4. “So This Is Love?” (1981)
Van Halen so dominated rock radio that they still hold the records for third-most number-one hits and third-most top 10 entries on Billboard’s Mainstream Rock chart, which didn’t even exist when the band released their first three hit-packed albums. The first Van Halen song to appear on the chart after it debuted in 1981, the lead single from Fair Warning, is one of the few David Lee Roth-era hits that has disappeared from radio airwaves in subsequent decades. But “So This Is Love?” is a swinging gem, with a guitar solo that Eddie Van Halen pulled together out of pieces of four different solos he’d previously written.
3. Michael Jackson – “Beat It” (1982)
Michael Jackson didn’t particularly want to write a rock song when Quincy Jones suggested that Thriller needed something in the vein of The Knack’s “My Sharona.” But Jackson gamely wrote the tough guy anthem that became the album’s chart-topping third single, backed by members of Toto with Steve Lukather laying down the main guitar riff. But it was the decision to call in Eddie Van Halen for the climactic guitar solo that gave the song its hard rock credibility and helped it reach no. 14 on Billboard’s Mainstream Rock chart. Van Halen made some changes to the arrangement, played his solo in two takes on a borrowed amp, and never asked for any compensation for his work on the track. “It was 20 minutes of my life. I didn’t want anything for doing that,” Van Halen told Billboard in 2015.

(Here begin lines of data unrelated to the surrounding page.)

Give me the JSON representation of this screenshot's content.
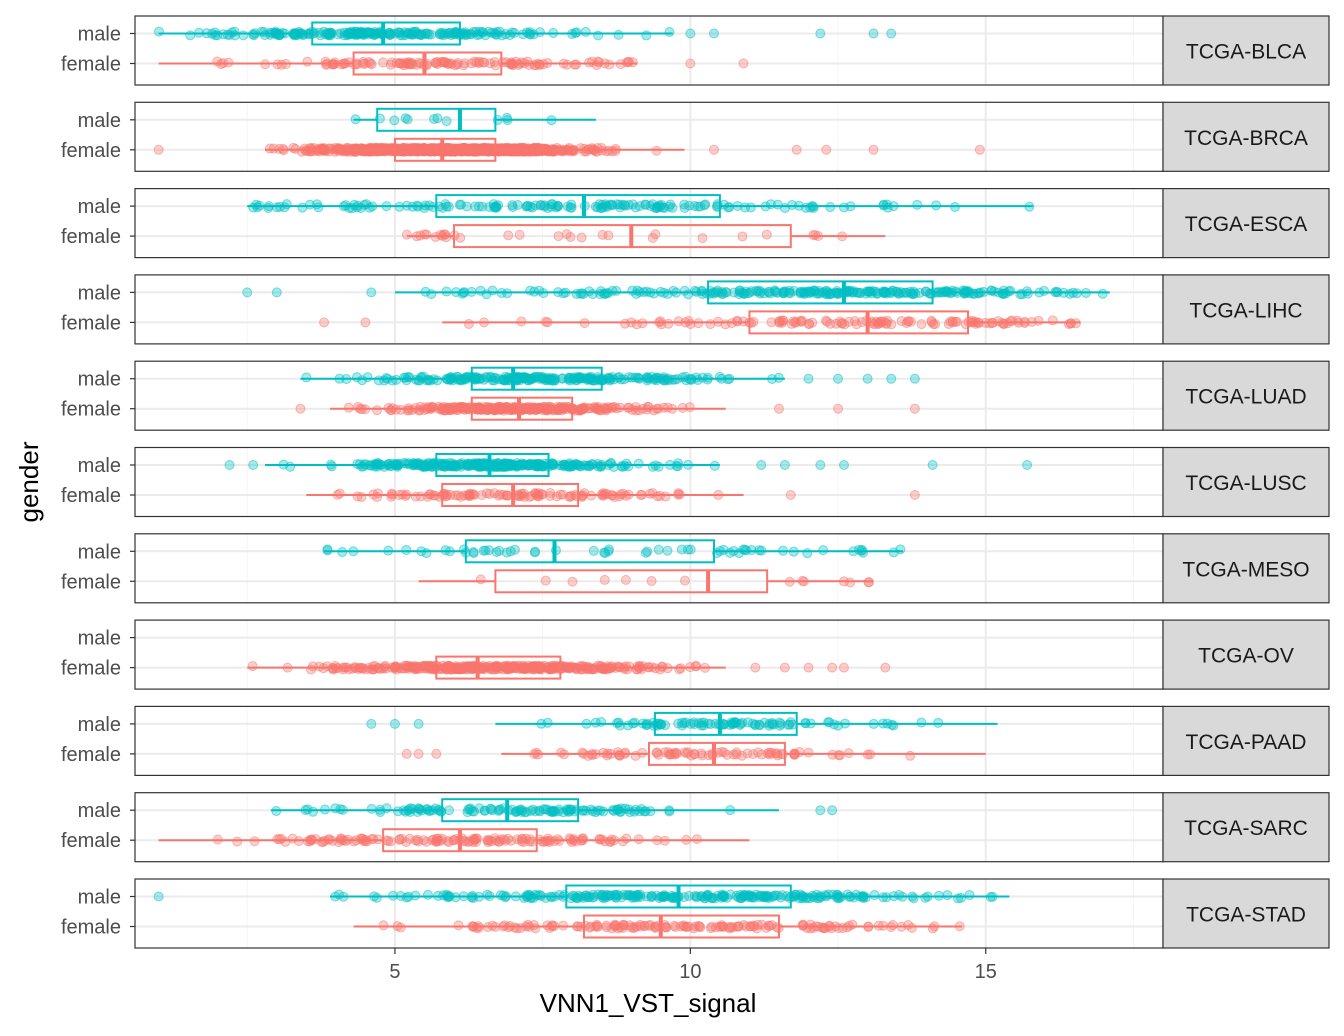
{
  "chart_data": {
    "type": "boxplot",
    "xlabel": "VNN1_VST_signal",
    "ylabel": "gender",
    "x_ticks": [
      5,
      10,
      15
    ],
    "xlim": [
      0.6,
      18
    ],
    "group_levels": [
      "male",
      "female"
    ],
    "colors": {
      "male": "#00BFC4",
      "female": "#F8766D"
    },
    "facet_strip_fill": "#D9D9D9",
    "panels": [
      {
        "cohort": "TCGA-BLCA",
        "male": {
          "min": 1.0,
          "q1": 3.6,
          "median": 4.8,
          "q3": 6.1,
          "max": 9.7,
          "outliers": [
            10.0,
            10.4,
            12.2,
            13.1,
            13.4
          ],
          "n_points": 220
        },
        "female": {
          "min": 1.0,
          "q1": 4.3,
          "median": 5.5,
          "q3": 6.8,
          "max": 9.1,
          "outliers": [
            10.0,
            10.9
          ],
          "n_points": 120
        }
      },
      {
        "cohort": "TCGA-BRCA",
        "male": {
          "min": 4.3,
          "q1": 4.7,
          "median": 6.1,
          "q3": 6.7,
          "max": 8.4,
          "outliers": [],
          "n_points": 12
        },
        "female": {
          "min": 2.8,
          "q1": 5.0,
          "median": 5.8,
          "q3": 6.7,
          "max": 9.9,
          "outliers": [
            1.0,
            10.4,
            11.8,
            12.3,
            13.1,
            14.9
          ],
          "n_points": 900
        }
      },
      {
        "cohort": "TCGA-ESCA",
        "male": {
          "min": 2.5,
          "q1": 5.7,
          "median": 8.2,
          "q3": 10.5,
          "max": 15.8,
          "outliers": [],
          "n_points": 160
        },
        "female": {
          "min": 5.2,
          "q1": 6.0,
          "median": 9.0,
          "q3": 11.7,
          "max": 13.3,
          "outliers": [],
          "n_points": 30
        }
      },
      {
        "cohort": "TCGA-LIHC",
        "male": {
          "min": 5.0,
          "q1": 10.3,
          "median": 12.6,
          "q3": 14.1,
          "max": 17.1,
          "outliers": [
            2.5,
            3.0,
            4.6
          ],
          "n_points": 250
        },
        "female": {
          "min": 5.8,
          "q1": 11.0,
          "median": 13.0,
          "q3": 14.7,
          "max": 16.6,
          "outliers": [
            3.8,
            4.5
          ],
          "n_points": 120
        }
      },
      {
        "cohort": "TCGA-LUAD",
        "male": {
          "min": 3.4,
          "q1": 6.3,
          "median": 7.0,
          "q3": 8.5,
          "max": 11.6,
          "outliers": [
            12.0,
            12.5,
            13.0,
            13.4,
            13.8
          ],
          "n_points": 240
        },
        "female": {
          "min": 3.9,
          "q1": 6.3,
          "median": 7.1,
          "q3": 8.0,
          "max": 10.6,
          "outliers": [
            3.4,
            11.5,
            12.5,
            13.8
          ],
          "n_points": 280
        }
      },
      {
        "cohort": "TCGA-LUSC",
        "male": {
          "min": 2.8,
          "q1": 5.7,
          "median": 6.6,
          "q3": 7.6,
          "max": 10.5,
          "outliers": [
            2.2,
            2.6,
            11.2,
            11.6,
            12.2,
            12.6,
            14.1,
            15.7
          ],
          "n_points": 300
        },
        "female": {
          "min": 3.5,
          "q1": 5.8,
          "median": 7.0,
          "q3": 8.1,
          "max": 10.9,
          "outliers": [
            11.7,
            13.8
          ],
          "n_points": 110
        }
      },
      {
        "cohort": "TCGA-MESO",
        "male": {
          "min": 3.8,
          "q1": 6.2,
          "median": 7.7,
          "q3": 10.4,
          "max": 13.6,
          "outliers": [],
          "n_points": 60
        },
        "female": {
          "min": 5.4,
          "q1": 6.7,
          "median": 10.3,
          "q3": 11.3,
          "max": 13.1,
          "outliers": [],
          "n_points": 14
        }
      },
      {
        "cohort": "TCGA-OV",
        "male": null,
        "female": {
          "min": 2.5,
          "q1": 5.7,
          "median": 6.4,
          "q3": 7.8,
          "max": 10.6,
          "outliers": [
            11.1,
            11.6,
            12.0,
            12.4,
            12.6,
            13.3
          ],
          "n_points": 380
        }
      },
      {
        "cohort": "TCGA-PAAD",
        "male": {
          "min": 6.7,
          "q1": 9.4,
          "median": 10.5,
          "q3": 11.8,
          "max": 15.2,
          "outliers": [
            4.6,
            5.0,
            5.4
          ],
          "n_points": 90
        },
        "female": {
          "min": 6.8,
          "q1": 9.3,
          "median": 10.4,
          "q3": 11.6,
          "max": 15.0,
          "outliers": [
            5.2,
            5.4,
            5.7
          ],
          "n_points": 80
        }
      },
      {
        "cohort": "TCGA-SARC",
        "male": {
          "min": 2.9,
          "q1": 5.8,
          "median": 6.9,
          "q3": 8.1,
          "max": 11.5,
          "outliers": [
            12.2,
            12.4
          ],
          "n_points": 120
        },
        "female": {
          "min": 1.0,
          "q1": 4.8,
          "median": 6.1,
          "q3": 7.4,
          "max": 11.0,
          "outliers": [],
          "n_points": 140
        }
      },
      {
        "cohort": "TCGA-STAD",
        "male": {
          "min": 3.9,
          "q1": 7.9,
          "median": 9.8,
          "q3": 11.7,
          "max": 15.4,
          "outliers": [
            1.0
          ],
          "n_points": 250
        },
        "female": {
          "min": 4.3,
          "q1": 8.2,
          "median": 9.5,
          "q3": 11.5,
          "max": 14.6,
          "outliers": [],
          "n_points": 150
        }
      }
    ]
  }
}
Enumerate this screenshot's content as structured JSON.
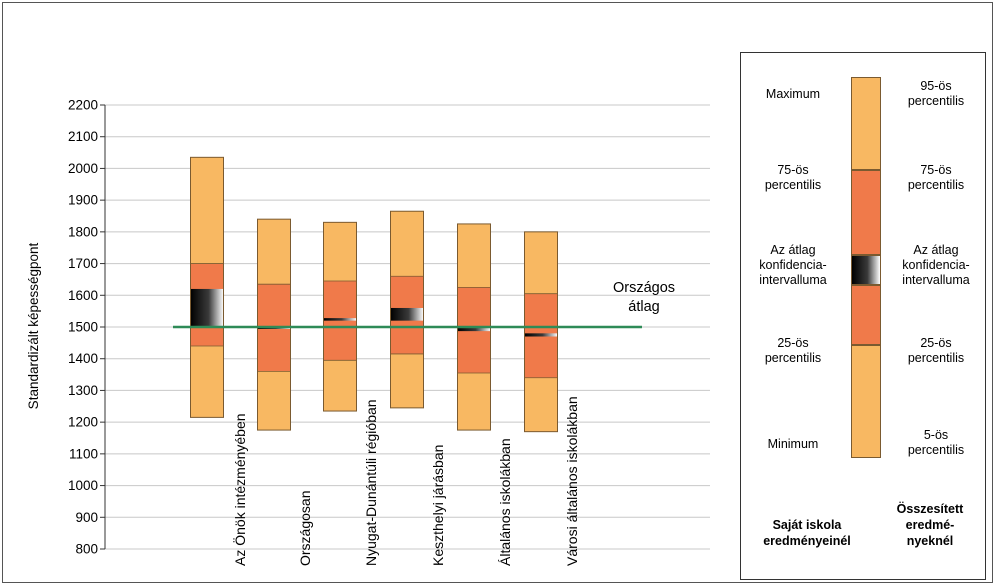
{
  "chart_data": {
    "type": "box",
    "ylabel": "Standardizált képességpont",
    "ylim": [
      800,
      2200
    ],
    "ytick_step": 100,
    "grid": "horizontal",
    "categories": [
      "Az Önök intézményében",
      "Országosan",
      "Nyugat-Dunántúli régióban",
      "Keszthelyi járásban",
      "Általános iskolákban",
      "Városi általános iskolákban"
    ],
    "boxes": [
      {
        "p5": 1215,
        "p25": 1440,
        "p75": 1700,
        "p95": 2035,
        "ci_low": 1500,
        "ci_high": 1620
      },
      {
        "p5": 1175,
        "p25": 1360,
        "p75": 1635,
        "p95": 1840,
        "ci_low": 1495,
        "ci_high": 1500
      },
      {
        "p5": 1235,
        "p25": 1395,
        "p75": 1645,
        "p95": 1830,
        "ci_low": 1520,
        "ci_high": 1528
      },
      {
        "p5": 1245,
        "p25": 1415,
        "p75": 1660,
        "p95": 1865,
        "ci_low": 1520,
        "ci_high": 1560
      },
      {
        "p5": 1175,
        "p25": 1355,
        "p75": 1625,
        "p95": 1825,
        "ci_low": 1487,
        "ci_high": 1497
      },
      {
        "p5": 1170,
        "p25": 1340,
        "p75": 1605,
        "p95": 1800,
        "ci_low": 1470,
        "ci_high": 1480
      }
    ],
    "reference_line": {
      "value": 1500,
      "label_line1": "Országos",
      "label_line2": "átlag",
      "color": "#2e8b57"
    },
    "colors": {
      "outer": "#f8b862",
      "inner": "#f07a4a",
      "outline": "#7a5a30",
      "ci_dark": "#000000",
      "ci_light": "#ffffff",
      "grid": "#c8c8c8"
    }
  },
  "legend": {
    "left": [
      {
        "lines": [
          "Maximum"
        ]
      },
      {
        "lines": [
          "75-ös",
          "percentilis"
        ]
      },
      {
        "lines": [
          "Az átlag",
          "konfidencia-",
          "intervalluma"
        ]
      },
      {
        "lines": [
          "25-ös",
          "percentilis"
        ]
      },
      {
        "lines": [
          "Minimum"
        ]
      }
    ],
    "right": [
      {
        "lines": [
          "95-ös",
          "percentilis"
        ]
      },
      {
        "lines": [
          "75-ös",
          "percentilis"
        ]
      },
      {
        "lines": [
          "Az átlag",
          "konfidencia-",
          "intervalluma"
        ]
      },
      {
        "lines": [
          "25-ös",
          "percentilis"
        ]
      },
      {
        "lines": [
          "5-ös",
          "percentilis"
        ]
      }
    ],
    "footer_left": [
      "Saját iskola",
      "eredményeinél"
    ],
    "footer_right": [
      "Összesített",
      "eredmé-",
      "nyeknél"
    ]
  }
}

2. “Hot For Teacher” (1984)
David Lee Roth’s first stint with Van Halen went out with a bang with “Hot For Teacher,” the fourth and final single from 1984. The longest and most over-the-top music video of the band’s career featured child actors playing elementary school versions of each member of the band, and Brian Hitchcock played a young Eddie Van Halen with his own miniature Frankenstrat. But when it was time for the song’s show-stopping guitar solo, the real Eddie took his guitar for a walk down a long library table that’s as entertaining to watch as any of David Lee Roth’s broad comedic interludes.
1. “Eruption”/”You Really Got Me” (1978)
Plenty of songs have been hits for two artists, but “You Really Got Me” has the rare distinction of two recordings that were each hugely influential on a generation of guitarists. When Dave Davies poked holes in his amp with a pin to create the groundbreaking distortion on the Kinks’ 1964 original, it was just about the heaviest riff anybody had ever heard. 14 years later, Eddie Van Halen upped the ante with the super-charged version on Van Halen’s self-titled debut album, presented as a 1-2 punch with “Eruption.” In 102 seconds, that iconic instrumental introduced finger tapping to a nation of rock guitarists who suddenly had a new idol.